Par un mémoire en défense enregistré le 13 octobre 2025, le préfet de Mayotte, représenté par Centaure Avocats, conclut au non-lieu à statuer sur les conclusions principales et au rejet des conclusions relatives aux frais exposés.

Vu les autres pièces du dossier.

Vu la requête enregistrée le 23 octobre 2025 sous le n° 2502365 par laquelle Mme A... demande l’annulation de la décision susmentionnée.

Vu la décision du président du tribunal désignant M. Aebischer, vice-président, en qualité de juge des référés.

Vu :
- la convention européenne de sauvegarde des droits de l’homme et des libertés fondamentales ;
- le code de l’entrée et du séjour des étrangers et du droit d’asile (CESEDA) ;
- le code de justice administrative.
Les parties ont été régulièrement averties du jour de l’audience publique qui a eu lieu le 7 novembre 2025 à 14 heures, le juge des référés siégeant au tribunal administratif de La Réunion dans les conditions prévues à l’article L. 781-1 du code de justice administrative, Mme B... étant greffière d’audience au tribunal administratif de Mayotte.

Ont été entendus au cours de l’audience publique :
- le rapport de M. Aebischer, juge des référés ;
- les observations de Mme A..., requérante ;
- les observations de Me Ben Attia, pour le préfet de Mayotte.


Considérant ce qui suit :

1. Aux termes de l'article L. 521-1 du code de justice administrative : « Quand une décision administrative, même de rejet, fait l’objet d’une requête en annulation ou en réformation, le juge des référés, saisi d’une demande en ce sens, peut ordonner la suspension de l’exécution de cette décision, ou de certains de ses effets, lorsque l’urgence le justifie et qu’il est fait état d’un moyen propre à créer, en l’état de l’instruction, un doute sérieux quant à la légalité de la décision (…) ».

2. Il résulte de l’instruction que, postérieurement à l’introduction de la requête, le préfet de Mayotte a fait le nécessaire pour que le dossier du renouvellement de la carte de résident de Mme A... soit débloqué et s’est engagé à procéder dans les prochains jours à la remise effective du document en cause à l’intéressée.
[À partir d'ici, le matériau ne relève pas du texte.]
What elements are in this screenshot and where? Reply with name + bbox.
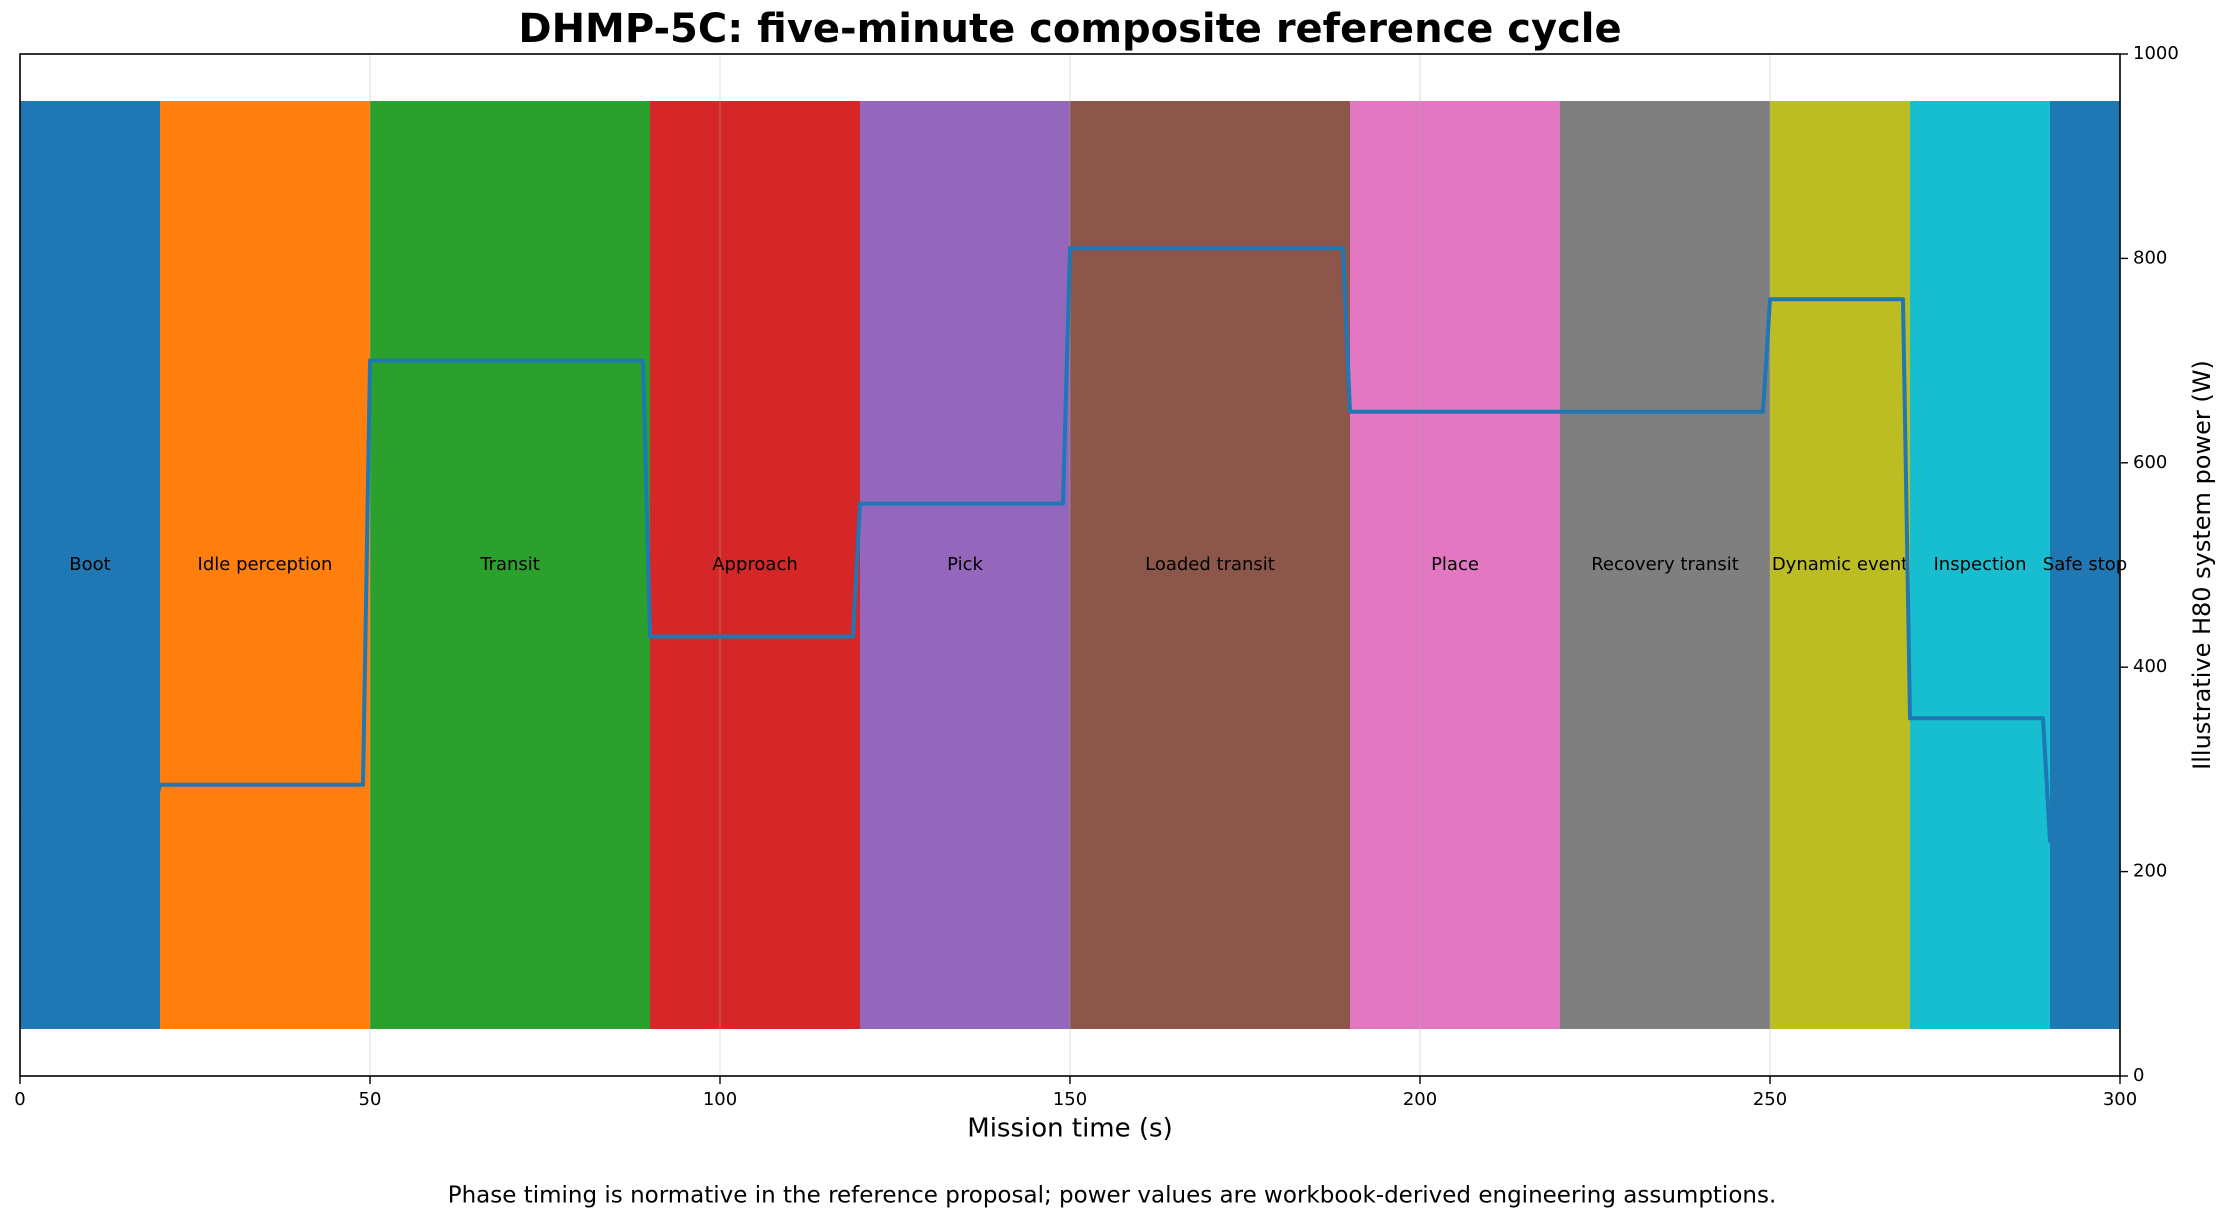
y2-tick-label: 800 — [2133, 247, 2167, 268]
phase-band — [160, 101, 370, 1029]
power-line — [20, 246, 2120, 843]
phase-band — [1770, 101, 1910, 1029]
phase-label: Safe stop — [2043, 554, 2127, 575]
phase-band — [1560, 101, 1770, 1029]
phase-label: Loaded transit — [1145, 554, 1275, 575]
y2-axis-label: Illustrative H80 system power (W) — [2188, 360, 2216, 770]
x-tick-label: 250 — [1753, 1089, 1787, 1110]
y2-tick-label: 1000 — [2133, 43, 2179, 64]
phase-band — [1350, 101, 1560, 1029]
x-tick-label: 300 — [2103, 1089, 2137, 1110]
y2-tick-label: 600 — [2133, 452, 2167, 473]
phase-band — [860, 101, 1070, 1029]
phase-label: Inspection — [1934, 554, 2027, 575]
phase-label: Place — [1431, 554, 1479, 575]
x-tick-label: 0 — [14, 1089, 25, 1110]
y2-tick-label: 200 — [2133, 861, 2167, 882]
phase-band — [1070, 101, 1350, 1029]
chart-title: DHMP-5C: five-minute composite reference… — [518, 6, 1621, 52]
x-tick-label: 200 — [1403, 1089, 1437, 1110]
phase-band — [2050, 101, 2120, 1029]
x-tick-label: 100 — [703, 1089, 737, 1110]
phase-label: Recovery transit — [1591, 554, 1739, 575]
phase-label: Pick — [947, 554, 983, 575]
phase-band — [20, 101, 160, 1029]
phase-band — [1910, 101, 2050, 1029]
phase-label: Boot — [69, 554, 110, 575]
x-tick-label: 50 — [359, 1089, 382, 1110]
caption: Phase timing is normative in the referen… — [448, 1183, 1777, 1209]
y2-tick-label: 400 — [2133, 656, 2167, 677]
x-axis-label: Mission time (s) — [967, 1114, 1172, 1144]
phase-label: Approach — [712, 554, 798, 575]
x-tick-label: 150 — [1053, 1089, 1087, 1110]
phase-band — [370, 101, 650, 1029]
phase-band — [650, 101, 860, 1029]
phase-label: Dynamic event — [1772, 554, 1908, 575]
phase-label: Idle perception — [198, 554, 333, 575]
y2-tick-label: 0 — [2133, 1065, 2144, 1086]
phase-label: Transit — [479, 554, 540, 575]
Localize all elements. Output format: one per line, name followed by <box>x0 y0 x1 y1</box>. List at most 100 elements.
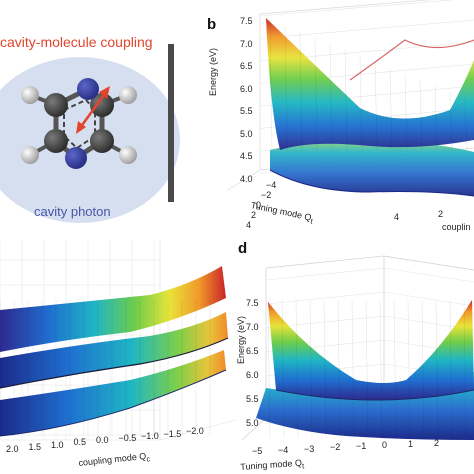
hydrogen-atom <box>119 86 137 104</box>
y-tick-label: 5.0 <box>240 128 253 139</box>
mesh-line <box>404 73 408 151</box>
upper-surface-ridge <box>349 39 474 81</box>
mesh-line <box>323 299 327 439</box>
y-tick-label: 5.5 <box>240 106 253 116</box>
mesh-line <box>329 43 333 151</box>
tuning-tick-label: 0 <box>256 200 262 210</box>
panel-b-plot <box>227 0 474 197</box>
y-tick-label: 6.5 <box>240 61 253 71</box>
tuning-tick-label: 0 <box>382 440 388 450</box>
mesh-line <box>299 31 303 151</box>
panel-b-letter: b <box>207 16 217 33</box>
mesh-line <box>435 299 439 439</box>
lower-polariton-surface <box>0 350 226 436</box>
upper-surface-edge <box>275 389 474 401</box>
mesh-line <box>464 97 468 151</box>
tuning-tick-label: −4 <box>266 180 277 190</box>
y-tick-label: 6.5 <box>246 346 259 356</box>
mesh-line <box>419 79 423 151</box>
cavity-molecule-coupling-label: cavity-molecule coupling <box>0 34 153 50</box>
carbon-atom <box>44 93 68 117</box>
upper-energy-surface <box>268 300 474 400</box>
tuning-tick-label: 2 <box>251 210 257 220</box>
mesh-line <box>449 91 453 151</box>
mesh-line <box>407 299 411 439</box>
y-tick-label: 7.0 <box>240 38 253 49</box>
cavity-photon-label: cavity photon <box>34 204 111 219</box>
cavity-mirror <box>168 44 174 202</box>
tuning-tick-label: 4 <box>246 220 252 230</box>
panel-b-y-axis-label: Energy (eV) <box>208 47 218 96</box>
panel-d-energy-surfaces: d Energy (eV) 7.5 7.0 6.5 6.0 5.5 5.0 −5 −4 −3 −… <box>236 240 474 474</box>
mesh-line <box>281 299 285 439</box>
upper-energy-surface <box>266 18 474 150</box>
molecule-illustration <box>0 44 180 223</box>
y-tick-label: 7.5 <box>240 16 253 26</box>
mesh-line <box>284 25 288 151</box>
mesh-line <box>295 299 299 439</box>
mesh-line <box>351 299 355 439</box>
coupling-tick-label: 0.0 <box>96 435 109 446</box>
coupling-tick-label: 0.5 <box>73 437 87 448</box>
coupling-tick-label: 1.5 <box>28 441 42 452</box>
mesh-line <box>359 55 363 151</box>
grid-line <box>265 291 385 305</box>
grid-line <box>383 267 474 283</box>
mesh-line <box>365 299 369 439</box>
panel-c-energy-surfaces: 2.0 1.5 1.0 0.5 0.0 −0.5 −1.0 −1.5 −2.0 coupling… <box>0 240 236 474</box>
y-tick-label: 4.5 <box>240 151 253 161</box>
mesh-line <box>393 299 397 439</box>
tuning-tick-label: −2 <box>330 442 341 453</box>
tuning-tick-label: −3 <box>304 443 315 454</box>
panel-d-letter: d <box>238 240 248 257</box>
lower-surface-front-edge <box>269 169 474 197</box>
y-tick-label: 6.0 <box>240 83 253 94</box>
coupling-tick-label: −2.0 <box>186 426 204 437</box>
y-tick-label: 5.5 <box>246 394 259 404</box>
mesh-line <box>267 299 271 439</box>
hydrogen-atom <box>119 146 137 164</box>
tuning-tick-label: −4 <box>278 444 289 455</box>
coupling-tick-label: 2.0 <box>6 444 19 454</box>
coupling-tick-label: −1.5 <box>163 428 182 439</box>
y-tick-label: 5.0 <box>246 418 259 428</box>
panel-b-coupling-axis-label: couplin <box>442 222 471 232</box>
mesh-line <box>434 85 438 151</box>
tuning-tick-label: 2 <box>434 437 440 448</box>
mesh-line <box>389 67 393 151</box>
aromatic-ring-dashes <box>63 98 96 150</box>
mesh-line <box>463 299 467 439</box>
lower-energy-surface <box>270 138 474 196</box>
upper-polariton-surface <box>0 266 226 352</box>
hydrogen-atom <box>21 146 39 164</box>
middle-surface-edge <box>0 337 229 389</box>
carbon-atom <box>44 129 68 153</box>
coupling-tick-label: 2 <box>438 209 444 219</box>
nitrogen-atom <box>77 78 99 100</box>
coupling-tick-label: −1.0 <box>141 430 159 441</box>
tuning-tick-label: −2 <box>261 190 272 200</box>
grid-line <box>259 19 474 39</box>
grid-line <box>265 267 385 281</box>
grid-line <box>383 291 474 307</box>
hydrogen-atom <box>21 86 39 104</box>
coupling-tick-label: 4 <box>394 212 400 222</box>
y-tick-label: 7.0 <box>246 322 259 332</box>
nitrogen-atom <box>65 147 87 169</box>
panel-b-energy-surface: b Energy (eV) 7.5 7.0 6.5 6.0 5.5 5.0 4.5 4.0 T… <box>200 0 474 236</box>
mesh-line <box>374 61 378 151</box>
y-tick-label: 6.0 <box>246 370 259 380</box>
lower-surface-edge <box>0 369 227 437</box>
panel-a-molecule-cavity: cavity-molecule coupling <box>0 0 200 236</box>
tuning-tick-label: −5 <box>252 446 263 456</box>
panel-d-plot <box>241 255 474 441</box>
coupling-tick-label: −0.5 <box>118 433 137 443</box>
panel-c-plot <box>0 240 236 441</box>
y-tick-label: 7.5 <box>246 298 259 308</box>
mesh-line <box>379 299 383 439</box>
mesh-line <box>314 37 318 151</box>
mesh-line <box>269 19 273 151</box>
carbon-atom <box>90 93 114 117</box>
tuning-tick-label: −1 <box>356 441 367 452</box>
carbon-atom <box>90 129 114 153</box>
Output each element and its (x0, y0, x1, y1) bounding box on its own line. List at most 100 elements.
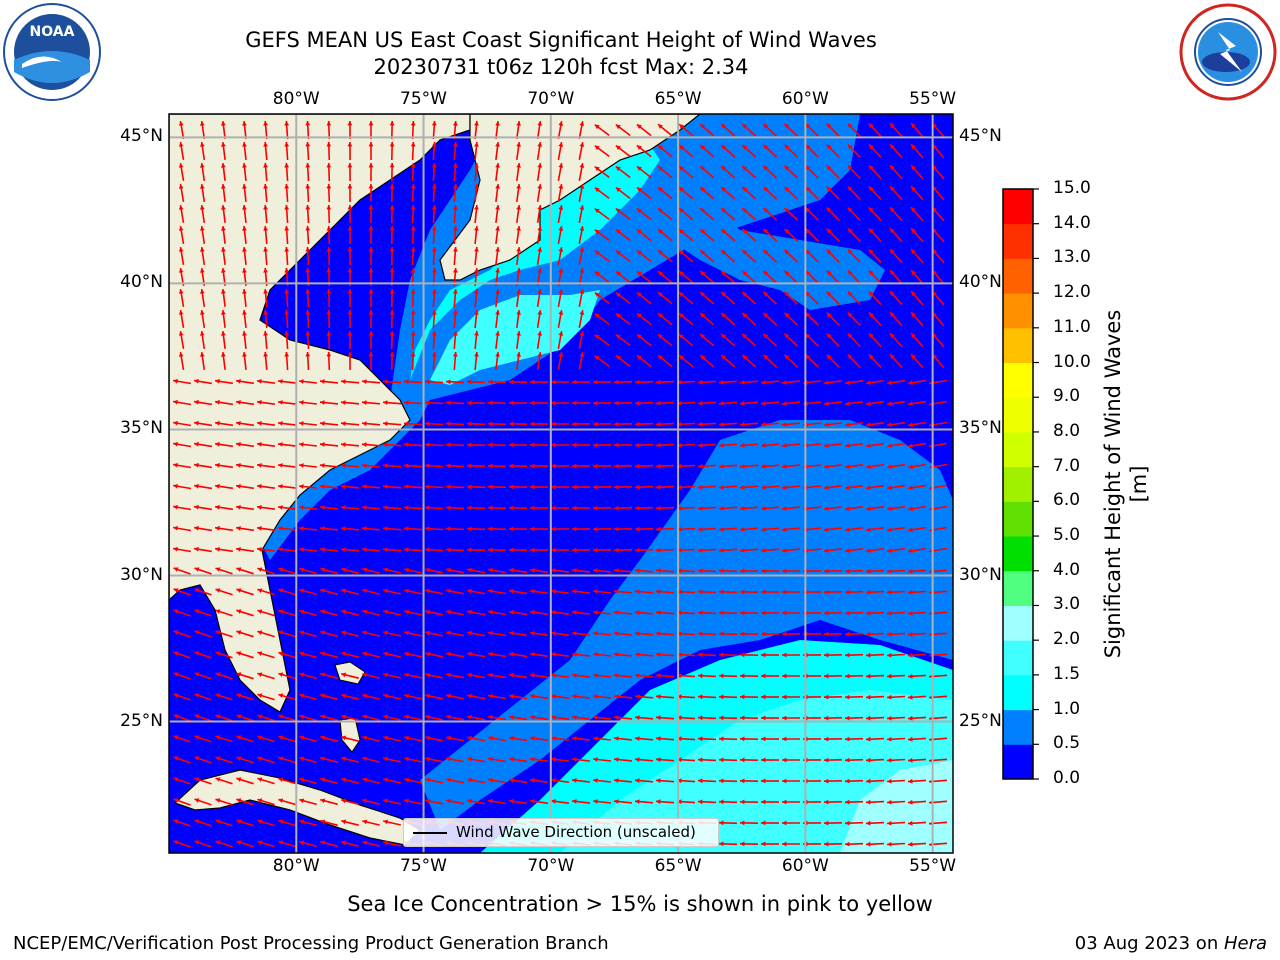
wave-direction-arrowhead (488, 379, 493, 385)
wave-direction-arrowhead (845, 485, 850, 490)
wave-direction-arrowhead (368, 247, 374, 252)
wave-direction-arrowhead (509, 588, 514, 594)
wave-direction-arrowhead (431, 247, 437, 252)
wave-direction-arrowhead (911, 186, 916, 192)
wave-direction-arrowhead (719, 736, 724, 742)
wave-direction-arrowhead (679, 229, 684, 234)
wave-direction-arrowhead (341, 798, 347, 804)
wave-direction-arrowhead (236, 840, 242, 845)
wave-direction-arrowhead (572, 484, 577, 490)
wave-direction-arrowhead (805, 291, 811, 297)
wave-direction-arrowhead (579, 163, 585, 168)
wave-direction-arrowhead (341, 463, 346, 468)
wave-direction-arrowhead (615, 271, 621, 277)
wave-direction-arrowhead (887, 757, 892, 763)
wave-direction-arrowhead (866, 548, 871, 553)
wave-direction-arrowhead (431, 310, 437, 315)
wave-direction-arrowhead (887, 380, 892, 386)
wave-direction-arrowhead (721, 208, 727, 213)
wave-direction-arrowhead (698, 715, 703, 721)
wave-direction-arrowhead (537, 226, 543, 231)
wave-direction-arrowhead (362, 756, 368, 762)
wave-direction-arrowhead (868, 354, 874, 360)
wave-direction-arrowhead (389, 142, 395, 147)
wave-direction-arrowhead (656, 610, 661, 616)
wave-direction-arrowhead (572, 400, 577, 406)
wave-direction-arrowhead (845, 652, 850, 658)
wave-direction-arrowhead (761, 799, 766, 805)
wave-direction-arrowhead (215, 819, 221, 824)
wave-direction-arrowhead (320, 756, 326, 762)
wave-direction-arrowhead (635, 400, 640, 406)
wave-direction-arrowhead (721, 187, 727, 192)
wave-direction-arrowhead (740, 631, 745, 637)
wave-direction-arrowhead (431, 331, 437, 336)
wave-direction-arrowhead (740, 694, 745, 700)
wave-direction-arrowhead (887, 464, 892, 470)
wave-direction-arrowhead (826, 207, 832, 213)
wave-direction-arrowhead (341, 547, 346, 552)
wave-direction-arrowhead (389, 289, 395, 294)
wave-direction-arrowhead (178, 121, 184, 126)
wave-direction-arrowhead (236, 693, 242, 698)
wave-direction-arrowhead (868, 291, 874, 297)
wave-direction-arrowhead (215, 567, 221, 572)
wave-direction-arrowhead (845, 422, 850, 427)
wave-direction-arrowhead (868, 270, 874, 276)
wave-direction-arrowhead (551, 421, 556, 427)
wave-direction-arrowhead (410, 205, 416, 210)
wave-direction-arrowhead (446, 651, 451, 657)
wave-direction-arrowhead (761, 422, 766, 427)
lat-tick-label-left: 35°N (120, 418, 163, 439)
wave-direction-arrowhead (742, 355, 748, 360)
wave-direction-arrowhead (178, 163, 184, 168)
wave-direction-arrowhead (530, 715, 535, 720)
wave-direction-arrowhead (784, 144, 790, 150)
wave-direction-arrowhead (719, 401, 724, 406)
wave-direction-arrowhead (257, 609, 263, 614)
wave-direction-arrowhead (740, 673, 745, 679)
wave-direction-arrowhead (572, 757, 577, 762)
wave-direction-arrowhead (594, 166, 600, 172)
wave-direction-arrowhead (551, 400, 556, 406)
wave-direction-arrowhead (679, 166, 684, 171)
wave-direction-arrowhead (425, 588, 430, 594)
wave-direction-arrowhead (263, 352, 268, 357)
wave-direction-arrowhead (320, 672, 326, 678)
wave-direction-arrowhead (845, 443, 850, 448)
wave-direction-arrowhead (615, 145, 621, 151)
wave-direction-arrowhead (908, 527, 913, 533)
wave-direction-arrowhead (679, 271, 684, 276)
wave-direction-arrowhead (467, 400, 472, 406)
wave-direction-arrowhead (742, 229, 748, 234)
colorbar-level-label: 14.0 (1053, 212, 1091, 233)
wave-direction-arrowhead (887, 610, 892, 616)
wave-direction-arrowhead (845, 841, 850, 847)
wave-direction-arrowhead (537, 289, 543, 294)
wave-direction-arrowhead (347, 142, 353, 147)
wave-direction-arrowhead (221, 247, 226, 252)
wave-direction-arrowhead (614, 610, 619, 615)
wave-direction-arrowhead (635, 442, 640, 448)
wave-direction-arrowhead (341, 714, 347, 720)
wave-direction-arrowhead (467, 484, 472, 490)
wave-direction-arrowhead (845, 380, 850, 385)
wave-direction-arrowhead (579, 184, 585, 189)
wave-direction-arrowhead (890, 270, 895, 276)
wave-direction-arrowhead (320, 442, 325, 447)
wave-direction-arrowhead (389, 247, 395, 252)
wave-direction-arrowhead (656, 421, 661, 427)
wave-direction-arrowhead (488, 735, 493, 741)
wave-direction-arrowhead (656, 778, 661, 784)
wave-direction-arrowhead (474, 226, 479, 231)
wave-direction-arrowhead (677, 589, 682, 595)
wave-direction-arrowhead (178, 289, 184, 294)
wave-direction-arrowhead (194, 693, 200, 698)
wave-direction-arrowhead (389, 163, 395, 168)
wave-direction-arrowhead (446, 735, 451, 741)
wave-direction-arrowhead (474, 352, 479, 357)
wave-direction-arrowhead (200, 163, 205, 168)
wave-direction-arrowhead (236, 567, 242, 572)
colorbar-title: Significant Height of Wind Waves [m] (1101, 309, 1151, 659)
wave-direction-arrowhead (341, 400, 346, 405)
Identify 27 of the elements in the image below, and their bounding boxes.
Dans ces conditions, il y a lieu d’admettre que les conclusions à fin de suspension sont devenues sans objet, de même que les conclusions à fin d’injonction.

3. Dans les circonstances de l’espèce, il y a lieu de faire application des dispositions de l’article L. 761-1 du code de justice administrative et de mettre à la charge de l’Etat une somme de 700 euros à verser à la requérante au titre des frais qu’elle a exposés pour sa requête en référé.


ORDONNE :


Article 1er : Il n’y a pas lieu de statuer sur les conclusions principales de la requête.

Article 2 : L’Etat versera à Mme C... épouse A... une somme de 700 euros au titre de l’article L. 761-1 du code de justice administrative.

Article 3 : La présente ordonnance sera notifiée à Mme C... épouse A... et au préfet de Mayotte.


Fait à Mamoudzou, le 12 novembre 2025.


Le juge des référés,

M.-A. AEBISCHER




La République mande et ordonne au préfet de Mayotte en ce qui le concerne ou à tous commissaires de justice à ce requis en ce qui concerne les voies de droit commun contre les parties privées, de pourvoir à l’exécution de la présente décision.